The end goal is a disclosure form that helps consumers answer “what is the proposed increase and what’s driving it,” Ross said. He said NAIC wants it to be concise and “not so high level that it undermines the goal of transparency.”
Jost said he’s been encouraged by recent deliberations and a more recent draft, which include “more granular” data, he said.
Ross said the NAIC may not have a finished form to send to HHS for another couple of months, although this issue will likely be discussed at a meeting in Seattle later this month.
No matter how tough the new regulations are, interest groups on both sides of the fight say it’s still unclear how much these measures will do to rein in premium costs.

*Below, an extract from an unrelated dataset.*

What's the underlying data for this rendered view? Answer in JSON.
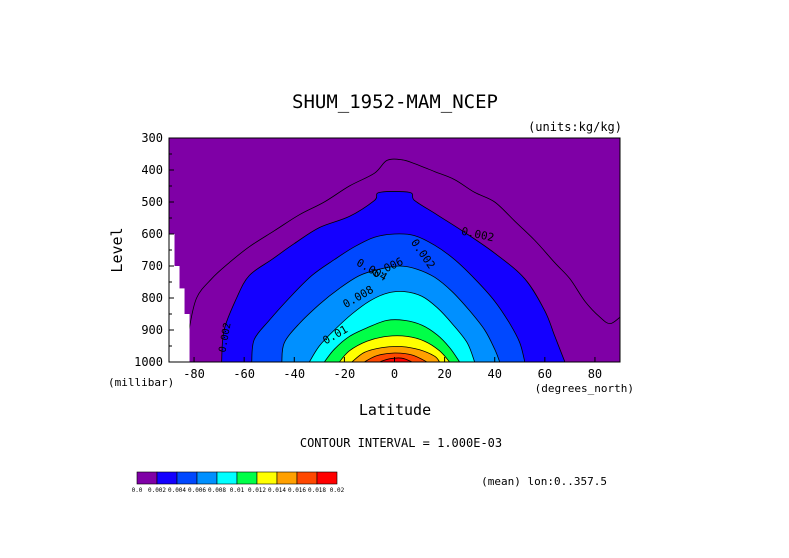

“It’s important that information is out there, but unless more is done to address the underlying medical costs, [the law] will fail to make coverage more affordable for families and employers,” said Zirkelbach.
Carmen Balber, director of the Washington office for Consumer Watchdog, an insurance industry critic that has been keeping close tabs on the law’s implementation, said that increased public scrutiny has served to pull back some insurance companies. But, she said, that isn’t enough.
“There’s only so much that shaming the industry will do,” she said. What really needs to happen, she said, is for state regulators to get the resources and political power to investigate and crack down on unjustified rate hikes. “That’s why the state grant program is so important,” she said.
The disclosure forms and the definition of an unreasonable premium increase will help set the stage for 2014, when state-based health insurance “exchanges” will be created. The exchanges are envisioned as a new competitive marketplace where individuals and small businesses can shop for insurance.
Although exchange managers will not have the power to control premium prices, they will be able to consider rate increases when deciding whether to certify an insurer for participation in these new markets. Lawmakers and advocates hope that the threat of exclusion from those new exchanges will help keep premiums in check.